I agree! That could be a very nice feature. I will consider adding it in the future. In the meantime, PRs are welcome on this.

jsvine avatar Apr 08 '20 01:04 jsvine

@greddyatpt 解决了没有

andlike avatar Jul 13 '20 02:07 andlike

Sorry, I deal with Chinese PDFs but don't know Chinese. Google says 解决了没有 means "Solved". Are you saying the feature is implemented?

ghost avatar Jul 13 '20 04:07 ghost

抱歉,我处理中文PDF但不懂中文。Google说解决了没有的意思是“已解决”。您是说该功能已实现吗?

Have you implemented this function? Make the text extracted from the table contain the following information: text、fontname 、size、adv 、upright 、height 、width 、x0、x1、 y0 、y1、top 、bottom、doctop 、object_type

zhushiyuan-star avatar Mar 31 '21 09:03 zhushiyuan-star

Sorry, I deal with Chinese PDFs but don't know Chinese. Google says 解决了没有 means "Solved". Are you saying the feature is implemented?

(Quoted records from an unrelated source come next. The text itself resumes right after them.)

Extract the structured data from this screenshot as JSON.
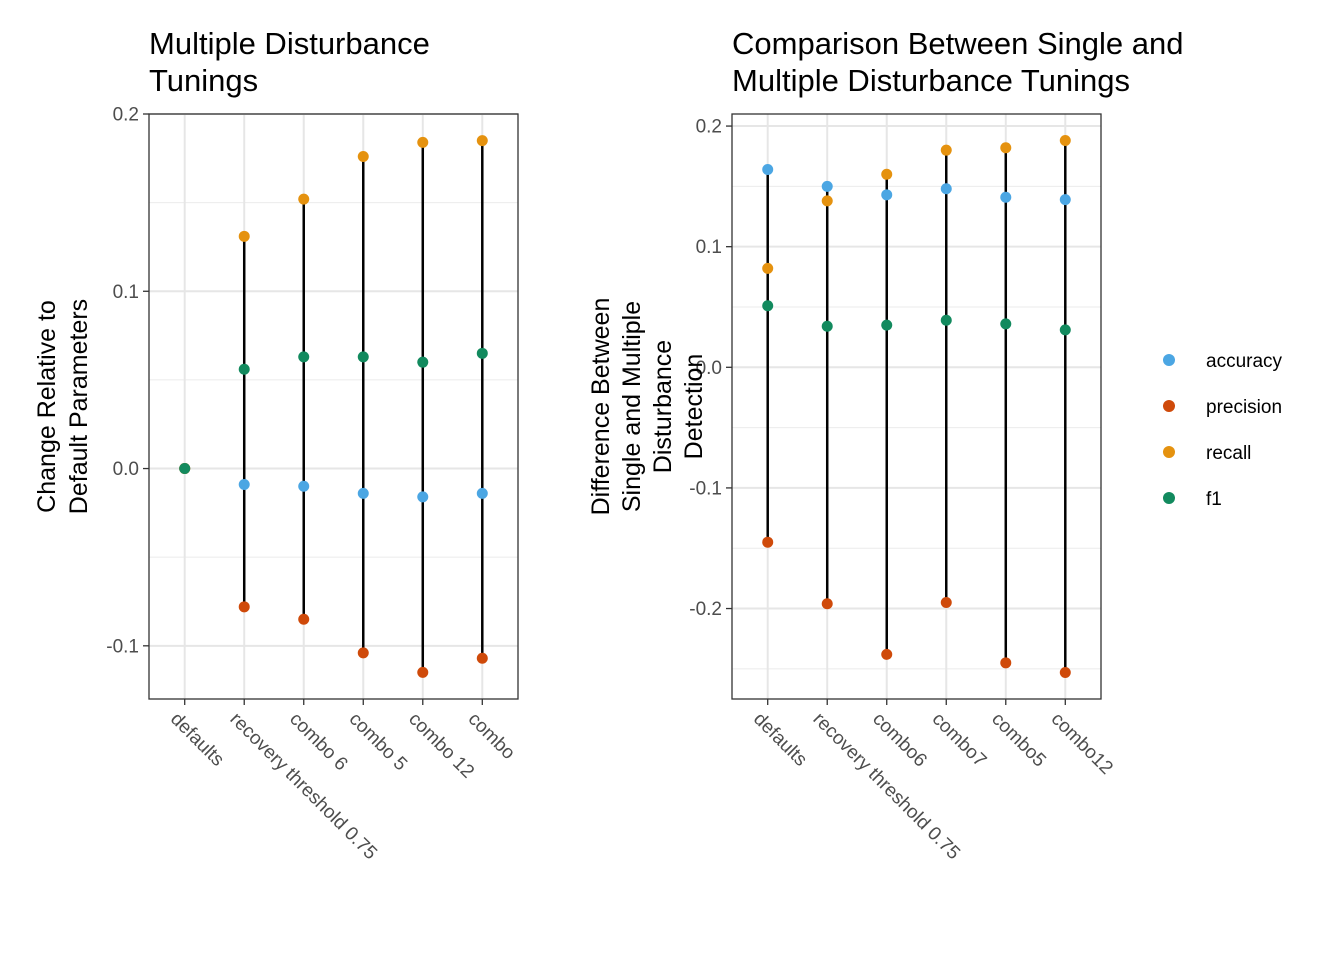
{
  "legend": {
    "items": [
      {
        "label": "accuracy",
        "color": "#4BA6E3"
      },
      {
        "label": "precision",
        "color": "#CF4A0A"
      },
      {
        "label": "recall",
        "color": "#E5920F"
      },
      {
        "label": "f1",
        "color": "#128A5E"
      }
    ]
  },
  "chart_data": [
    {
      "type": "scatter",
      "title_lines": [
        "Multiple Disturbance",
        "Tunings"
      ],
      "ylabel_lines": [
        "Change Relative to",
        "Default Parameters"
      ],
      "categories": [
        "defaults",
        "recovery threshold 0.75",
        "combo 6",
        "combo 5",
        "combo 12",
        "combo"
      ],
      "ylim": [
        -0.13,
        0.2
      ],
      "yticks": [
        -0.1,
        0.0,
        0.1,
        0.2
      ],
      "ytick_labels": [
        "-0.1",
        "0.0",
        "0.1",
        "0.2"
      ],
      "grid": true,
      "segment_color": "#000000",
      "series": [
        {
          "name": "accuracy",
          "values": [
            0,
            -0.009,
            -0.01,
            -0.014,
            -0.016,
            -0.014
          ]
        },
        {
          "name": "precision",
          "values": [
            0,
            -0.078,
            -0.085,
            -0.104,
            -0.115,
            -0.107
          ]
        },
        {
          "name": "recall",
          "values": [
            0,
            0.131,
            0.152,
            0.176,
            0.184,
            0.185
          ]
        },
        {
          "name": "f1",
          "values": [
            0,
            0.056,
            0.063,
            0.063,
            0.06,
            0.065
          ]
        }
      ]
    },
    {
      "type": "scatter",
      "title_lines": [
        "Comparison Between Single and",
        "Multiple Disturbance Tunings"
      ],
      "ylabel_lines": [
        "Difference Between",
        "Single and Multiple",
        "Disturbance",
        "Detection"
      ],
      "categories": [
        "defaults",
        "recovery threshold 0.75",
        "combo6",
        "combo7",
        "combo5",
        "combo12"
      ],
      "ylim": [
        -0.275,
        0.21
      ],
      "yticks": [
        -0.2,
        -0.1,
        0.0,
        0.1,
        0.2
      ],
      "ytick_labels": [
        "-0.2",
        "-0.1",
        "0.0",
        "0.1",
        "0.2"
      ],
      "grid": true,
      "segment_color": "#000000",
      "series": [
        {
          "name": "accuracy",
          "values": [
            0.164,
            0.15,
            0.143,
            0.148,
            0.141,
            0.139
          ]
        },
        {
          "name": "precision",
          "values": [
            -0.145,
            -0.196,
            -0.238,
            -0.195,
            -0.245,
            -0.253
          ]
        },
        {
          "name": "recall",
          "values": [
            0.082,
            0.138,
            0.16,
            0.18,
            0.182,
            0.188
          ]
        },
        {
          "name": "f1",
          "values": [
            0.051,
            0.034,
            0.035,
            0.039,
            0.036,
            0.031
          ]
        }
      ]
    }
  ]
}
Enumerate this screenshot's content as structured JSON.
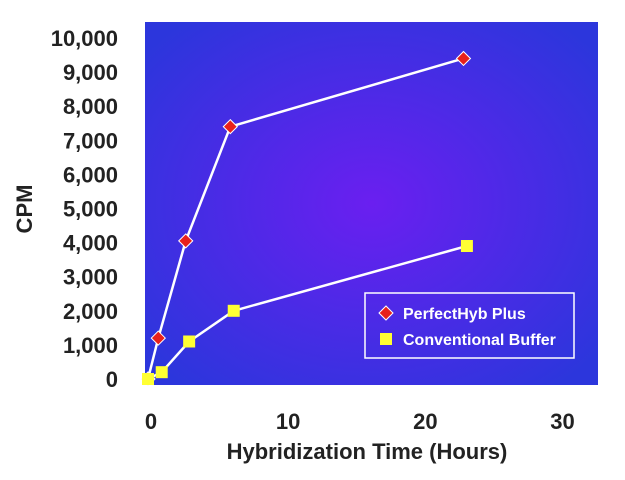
{
  "chart_data": {
    "type": "line",
    "xlabel": "Hybridization Time (Hours)",
    "ylabel": "CPM",
    "xlim": [
      0,
      35
    ],
    "ylim": [
      0,
      10500
    ],
    "xticks": [
      0,
      10,
      20,
      30
    ],
    "xtick_labels": [
      "0",
      "10",
      "20",
      "30"
    ],
    "yticks": [
      0,
      1000,
      2000,
      3000,
      4000,
      5000,
      6000,
      7000,
      8000,
      9000,
      10000
    ],
    "ytick_labels": [
      "0",
      "1,000",
      "2,000",
      "3,000",
      "4,000",
      "5,000",
      "6,000",
      "7,000",
      "8,000",
      "9,000",
      "10,000"
    ],
    "grid": false,
    "legend_position": "bottom-right",
    "plot_background": {
      "center": "#6a1ff0",
      "edge": "#2c36dc"
    },
    "series": [
      {
        "name": "PerfectHyb Plus",
        "marker": "diamond",
        "marker_color": "#e8201c",
        "line_color": "#ffffff",
        "x": [
          0,
          0.75,
          2.75,
          6,
          23
        ],
        "y": [
          0,
          1200,
          4050,
          7400,
          9400
        ]
      },
      {
        "name": "Conventional Buffer",
        "marker": "square",
        "marker_color": "#ffff33",
        "line_color": "#ffffff",
        "x": [
          0,
          1,
          3,
          6.25,
          23.25
        ],
        "y": [
          0,
          200,
          1100,
          2000,
          3900
        ]
      }
    ]
  }
}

“解决了没有” = "解决了没有?" = “Has this feature been implemented?”

wind-chh avatar Apr 01 '21 00:04 wind-chh

抱歉,我处理中文PDF但不懂中文。Google说解决了没有的意思是“已解决”。您是说该功能已实现吗?

Have you implemented this function? Make the text extracted from the table contain the following information: text、fontname 、size、adv 、upright 、height 、width 、x0、x1、 y0 、y1、top 、bottom、doctop 、object_type

these informations (text, fontname, size, ...) associated with chars of page. Page.extract_table() returns only text information, you can make a slight modify to return chars which contains all these informations.

wind-chh avatar Apr 01 '21 00:04 wind-chh